Les journalistes marocains qui ont assisté à l'échange de Michelle Obama avec des jeunes filles à Marrakech ne sont pas près de l’oublier. Leur présence sur les lieux était inutile ou presque. Pas de question! Pas d’intervention! Décrocher une déclaration de la First Lady relevait de l’impossible. Cet échange, les journalistes auraient en effet pu le suivre en visio-conférence par exemple ou encore à la télévision, confortablement assis. Cela n’aurait rien changé à l’affaire.
Le service presse de l’ambassade des Etats-Unis avait bien informé les journalistes une semaine auparavant que cette rencontre, s’inscrivant dans le cadre du programme «Let Girls Learn» (Laissons les filles aprrendre), était ouverte aux médias. A la question: "Est-ce des interviews ou, à la limite, une déclaration commune de la première dame des Etats-Unis, étaient prévues?", la réponse était mitigée: «Ce n’est pas prévu dans le programme, mais on ne sait pas, peut-être qu’elle accordera une déclaration commune aux télévisions».
C’est cette petite ouverture, cet espoir de pouvoir approcher Michelle Obama et de décrocher une déclaration qui a encouragé les journalistes à tenter le coup tant bien que mal.
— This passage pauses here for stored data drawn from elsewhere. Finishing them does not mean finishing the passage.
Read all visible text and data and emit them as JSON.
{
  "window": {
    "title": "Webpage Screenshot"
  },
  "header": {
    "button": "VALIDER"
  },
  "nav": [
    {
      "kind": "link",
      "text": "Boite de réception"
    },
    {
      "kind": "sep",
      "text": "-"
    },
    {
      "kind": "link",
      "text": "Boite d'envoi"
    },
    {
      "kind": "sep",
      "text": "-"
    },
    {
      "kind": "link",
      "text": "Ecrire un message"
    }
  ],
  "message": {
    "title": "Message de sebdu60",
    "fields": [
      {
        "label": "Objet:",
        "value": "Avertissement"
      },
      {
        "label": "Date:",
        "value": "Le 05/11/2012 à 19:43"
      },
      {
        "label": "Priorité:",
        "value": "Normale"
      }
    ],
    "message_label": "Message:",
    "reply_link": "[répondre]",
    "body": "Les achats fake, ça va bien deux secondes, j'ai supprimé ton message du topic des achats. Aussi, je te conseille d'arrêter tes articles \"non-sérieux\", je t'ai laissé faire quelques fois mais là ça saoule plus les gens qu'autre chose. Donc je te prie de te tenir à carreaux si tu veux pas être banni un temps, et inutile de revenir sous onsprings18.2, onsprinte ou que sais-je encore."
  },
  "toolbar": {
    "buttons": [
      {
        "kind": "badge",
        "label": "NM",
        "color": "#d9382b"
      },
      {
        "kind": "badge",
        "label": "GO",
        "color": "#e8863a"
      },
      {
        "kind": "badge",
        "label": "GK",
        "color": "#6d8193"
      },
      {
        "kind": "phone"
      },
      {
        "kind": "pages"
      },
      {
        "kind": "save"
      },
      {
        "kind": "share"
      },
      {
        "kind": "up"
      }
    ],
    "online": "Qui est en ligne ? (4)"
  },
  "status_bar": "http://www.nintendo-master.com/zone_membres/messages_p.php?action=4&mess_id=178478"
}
Tenter le coup tout en sachant pertinemment que les services américains vont tout faire pour verrouiller la sécurité et éviter tout débordement!
C’est ainsi que présents sur les lieux à Dar Diafa, un restaurant dans l’ancienne médina de Marrakech, les cameramen et les journalistes ont dû déposer tout leur matériel contre le mur, traverser la rue et attendre que l’équipe des chiens renifleurs et de leurs maîtres experts fasse le travail.
Passée cette étape, il fallait attendre encore, subir une fouille au corps à l’entrée, s’installer dans une salle d’attente et, enfin, accéder à la salle où Michelle Obama devait prendre la parole, ainsi qu’une vingtaine de jeunes filles marocaines venues de plusieurs régions du Maroc.
La Première dame des Etats-Unis était accompagnée des actrices Meryl Streep et de Freida Pinto. Cette rencontre était modérée par Isha Sesay de la CNN, mais on avait l’impression que la vraie animatrice du débat, c’était Michelle Obama. Installée au centre, munie de son micro, le sourire large, la First Lady ressemblait presque à la journaliste et animatrice vedette américaine Oprah Winfrey.
Vite fait, les médias ont pu remarquer l’attitude de la Première dame des Etats-Unis. Son maquillage était beau et sobre. Sa robe divisait l’assistance. Selon la presse people américaine, Michelle Obama portait une robe signée Peter Pilotto. Fleurie, un peu bariolée sur les bords, cette robe aurait coûté 370 dollars, l’équivalent de 4.000 DH. Beaucoup moins que la robe qu’elle portait la veille lorsqu’elle a été accueillie à l’aéroport par la princesse Lalla Salma. Cette robe, signée Proenza Schouller, a été estimée en effet à 1.750 dollars.
Les journalistes, eux, ont été installés dans le salon, loin du patio central où se trouve la First lady. Pire, les caméras de la trentaine de médias sur place formaient un mur entre les journalistes et Michelle Obama. De telle sorte qu’il n’était pas possible de la voir. Il fallait se contenter de sa voix.
Passé le premier quart d’heure, la chargée de presse de Dar America à Casablanca se dirige vers les journalistes pour les informer qu’ils ne pourront pas rester jusqu'à la fin de la conversation et qu’ils devaient attendre son signal pour se diriger vers la sortie, prendre la navette et se rendre à l’hôtel pour éventuellement parler à des fonctionnaires de l’USAID, de l’ambassade américaine.
Et Michelle Obama? Allez, Meryl Streep? tente une journaliste. Un geste de négation de la tête, suivi d’un "non, ce n’est pas possible", seront l’unique et ultime réponse.
Dans le communiqué de presse, on apprend que l’USAID a octroyé 100 millions de dollars pour l’éducation des jeunes filles au Maroc mais, à aucun moment, cela n’a été déclaré par la Première dame des Etats-Unis.
D’ailleurs, peu d’informations ont filtré lors de cette rencontre ouverte aux médias. Heureusement que Meryl Streep a raconté une petite anecdote sur son enfance, rappelant que ses deux parents n’avaient pas fait d' études supérieures et qu’elle était la seule à avoir accédé à l’université. Michelle Obama, quant à elle, est restée dans le registre des propos convenus, avec un discours généraliste du style "il faut briser les obstacles, se battre pour étudier…"
Autant dire que les oreilles des journalistes n’ont pas eu à entendre une histoire ou des propos de nature à leur rendre moins douloureuse la couverture aveugle du débat de la Première dame des Etats-Unis!